Ein Landwirt hatte seinen Berater zum wiederholten Mal zwecks einer Fütterungsempfehlung zur Steigerung der Milchleistung angefragt. Im Beratungsverlauf zeigte sich, dass der Berater mit einer reinen Fachberatung (Berechnung einer optimierten Futtermischung) das im Beratungsauftrag beschriebene Problem (Steigerung der Milchleistung) nicht nachhaltig lösen konnte, weil er die organisationalen Fragen (Wer füttert? Wie wird von dieser Person die Veränderung akzeptiert?) nicht gestellt hatte. Erst als klar war, dass auch der Vater des Landwirts, der als ehemaliger Betriebsinhaber die Tiere fütterte, in den Beratungsprozess eingebunden werden muss, fand sich eine nachhaltige Lösung.

An diesem Beratungsfall soll im Folgenden verdeutlicht werden, wie systemische Interventionen zur Förderung problemlösenden Handelns in landwirtschaftlichen Familienbetrieben konkret zu gestalten sind:

Erwartungsverhalten

Der Begriff der Erwartung meint, dass Personen, die miteinander umgehen, sich ein gewisses Verhalten von der anderen Person erwarten (zum  Beispiel dass die andere Person mir die Hand gibt, wenn ich ihr die meine zur Begrüßung reiche). "Erwartungserwartungen" entstehen dann, wenn sich die eigenen Erwartungen auf die Erwartungen der anderen Person beziehen (Luhmann 2018). Diese Erwartungserwartungen können sich zusammen mit Werten, Handlungsmustern und Verhaltensweisen in sozialen Rollen generalisieren (zum Beispiel die Erwartung an die niedergelassene Ärztin, dass sie einen untersucht). 

In der Beratungspraxis entscheiden oftmals die mit dem Rollenverständnis als Berater/-in verbundenen Erwartungen an sich selbst und die Erwartungen an die (vermuteten) Erwartungen der Klienten darüber, ob ein Fall über die Fachberatung hinaus auch systemisch betrachtet wird oder nicht. Einfach deshalb, weil das eigene beraterische Rollenverständnis eher das einer Fachberaterin entspricht und zugleich erwartet wird, dass die Erwartung der Klientin eine kurze, fachlich begründete und leicht zu realisierende Handlungsanweisung zur Lösung eines fachlichen Problems ist.

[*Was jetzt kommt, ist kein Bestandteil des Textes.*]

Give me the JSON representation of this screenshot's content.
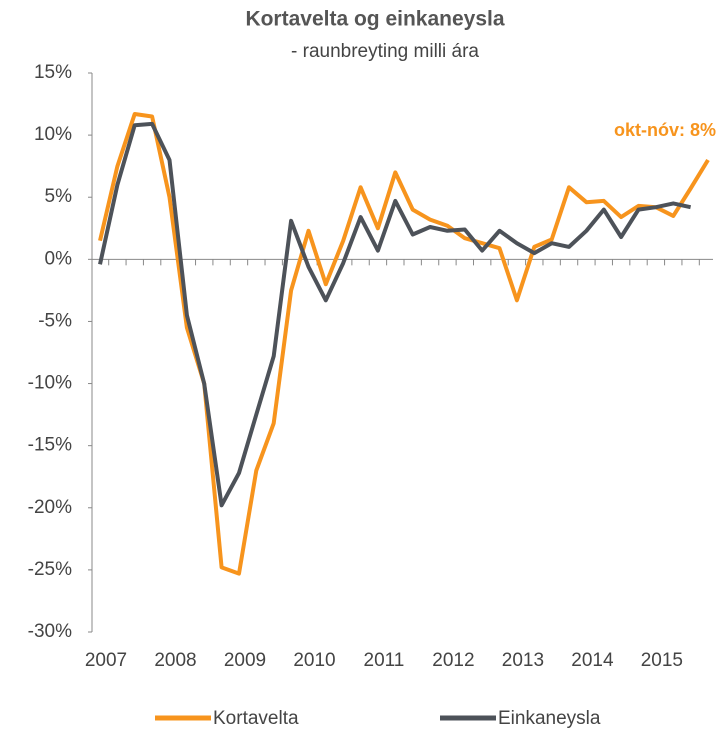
{
  "chart_data": {
    "type": "line",
    "title": "Kortavelta og einkaneysla",
    "subtitle": "- raunbreyting  milli ára",
    "annotation": "okt-nóv: 8%",
    "categories": [
      "2007",
      null,
      null,
      null,
      "2008",
      null,
      null,
      null,
      "2009",
      null,
      null,
      null,
      "2010",
      null,
      null,
      null,
      "2011",
      null,
      null,
      null,
      "2012",
      null,
      null,
      null,
      "2013",
      null,
      null,
      null,
      "2014",
      null,
      null,
      null,
      "2015",
      null,
      null,
      null
    ],
    "series": [
      {
        "name": "Kortavelta",
        "color": "#f7941d",
        "values": [
          1.5,
          7.5,
          11.7,
          11.5,
          5,
          -5.5,
          -10,
          -24.8,
          -25.3,
          -17,
          -13.2,
          -2.5,
          2.3,
          -2,
          1.5,
          5.8,
          2.5,
          7,
          4,
          3.2,
          2.7,
          1.7,
          1.3,
          0.9,
          -3.3,
          1,
          1.6,
          5.8,
          4.6,
          4.7,
          3.4,
          4.3,
          4.2,
          3.5,
          5.7,
          8
        ]
      },
      {
        "name": "Einkaneysla",
        "color": "#4d5259",
        "values": [
          -0.4,
          6,
          10.8,
          10.9,
          8,
          -4.5,
          -10,
          -19.8,
          -17.2,
          -12.5,
          -7.8,
          3.1,
          -0.6,
          -3.3,
          -0.3,
          3.4,
          0.7,
          4.7,
          2,
          2.6,
          2.3,
          2.4,
          0.7,
          2.3,
          1.3,
          0.5,
          1.3,
          1,
          2.3,
          4,
          1.8,
          4,
          4.2,
          4.5,
          4.2,
          null
        ]
      }
    ],
    "ylim": [
      -30,
      15
    ],
    "yticks": [
      {
        "value": -30,
        "label": "-30%"
      },
      {
        "value": -25,
        "label": "-25%"
      },
      {
        "value": -20,
        "label": "-20%"
      },
      {
        "value": -15,
        "label": "-15%"
      },
      {
        "value": -10,
        "label": "-10%"
      },
      {
        "value": -5,
        "label": "-5%"
      },
      {
        "value": 0,
        "label": "0%"
      },
      {
        "value": 5,
        "label": "5%"
      },
      {
        "value": 10,
        "label": "10%"
      },
      {
        "value": 15,
        "label": "15%"
      }
    ],
    "legend": "bottom"
  }
}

Hier ist bei Teilnehmenden von Seminaren zur systemischen Beratung häufig großer Widerstand zu spüren. Die Befürchtung: Der Einsatz systemischer Methoden könnte schnell zu einer Überforderung der Landwirtinnen und Landwirte beziehungsweise zur Unzufriedenheit mit der Beratungsleistung führen. Zudem berichten insbesondere junge Beratungskräfte, dass sie ein systemisches Arbeiten auch von ihren berufserfahrenen Kolleginnen und Kollegen nicht vorgelebt bekommen.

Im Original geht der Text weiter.